Any attempt to codify a constitution now would face open war from Reform, the Tories, the right-wing press, X & parts of Labour. No citizens assembly could function amidst such partisan fury. Its advisors, experts & reports would be trashed. Its chances of winning a referendum would be almost nil.
What would this constitution include? The monarchy? The House of Lords? The ECHR? First Past the Post? Devolution? All these things would be highly contentious - esp. if they then became harder to change. We always tend to assume a constitution would say what we want it to. That’s a mistake.
How would a new constitution be entrenched? There is no mechanism by which one parliament can bind its successors. A constitution with the weight of history behind it, or overwhelming public support, would exert a potent moral constraint. But this constitution would have neither of those benefits
Constitutions are only as strong as the willingness of institutions, parties & - above all - voters to uphold them. A constitution cobbled together in a contested process, that lacked broad public support, in the absence of agreement on big constitutional questions, would be a high road to disaster
If we want to rebuild the defences against authoritarianism (as we should) we’d be better off using the instruments we already have.
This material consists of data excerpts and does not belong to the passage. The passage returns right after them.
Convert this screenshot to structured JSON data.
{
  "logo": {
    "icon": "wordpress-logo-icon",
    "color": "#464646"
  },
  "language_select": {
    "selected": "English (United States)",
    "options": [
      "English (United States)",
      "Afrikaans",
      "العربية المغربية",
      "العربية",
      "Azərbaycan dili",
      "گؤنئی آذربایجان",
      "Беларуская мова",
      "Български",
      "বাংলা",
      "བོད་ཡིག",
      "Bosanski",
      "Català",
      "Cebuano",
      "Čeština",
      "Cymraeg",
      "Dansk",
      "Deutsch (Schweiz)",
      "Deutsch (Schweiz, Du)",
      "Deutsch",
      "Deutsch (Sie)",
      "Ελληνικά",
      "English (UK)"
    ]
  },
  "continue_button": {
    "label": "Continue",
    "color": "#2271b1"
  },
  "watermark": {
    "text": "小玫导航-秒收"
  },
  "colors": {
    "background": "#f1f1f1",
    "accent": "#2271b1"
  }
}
Dismantling Henry VIII powers, getting dirty money out of elections, even changing the electoral system could all be done more easily than writing a new constitution.
If there’s one thing that’s definitely worse than *not* having a codified constitution, it’s having a constitution that cannot command support, that’s widely seen as rigged or that codifies the wrong things. Such a constitution would not constrain authoritarianism. It would turbo-charge it.
Martin Stanley
Ben Yong is a public lawyer and Associate Professor at Durham University. His research focuses on the work of the executive and Parliament, the role of officials, and the maintenance of ideals in the grubbiness of organisation.
“The Benn Act” required Boris Johnson to seek an extension to Brexit by a particular deadline. Dominic Cummings suggested they just ignore the deadline and, when he was told that the police might come for them for non-compliance, Cummings and Johnson mused aloud that they could barricade themselves in No.10 and the police would have to drag them out, so creating a perfect photo opportunity showing that Johnson’s determination to get Brexit done. Senior official Helen McNamara replied that “the police don’t work for you in that situation, Dom, they work for us. It’s not your building, these aren’t your people. The police work for the Queen. We all work for the Queen.” And the idea was quietly dropped.
These issues and examples are discussed in more depth in my ‘Speaking Truth to Power’.


Thank you Martin, but first question to address is "What is Democracy?". In my opinion, in the UK, we sure as heck don't have it now, and haven't had it since the Brexit referendum - and many politicians and civil servants attempted (successfully) to thwart the will of the people.
We are currently _ruled_ by overseers chosen by 20% of the electorate; 40% of the electorate chose to not vote for "any of the above", and those overseers have limited power despite Brexit because many public service functions have been devolved to quangos with almost zero democratic engagement or mandate.
I ain't going to vote for Reform or any other party which "whips" its MPs, unless they are committing to implement a robust form of "Direct Democracy", because the simple reality is that the UK does not currently have a form of government which can properly be described as Democracy. End of.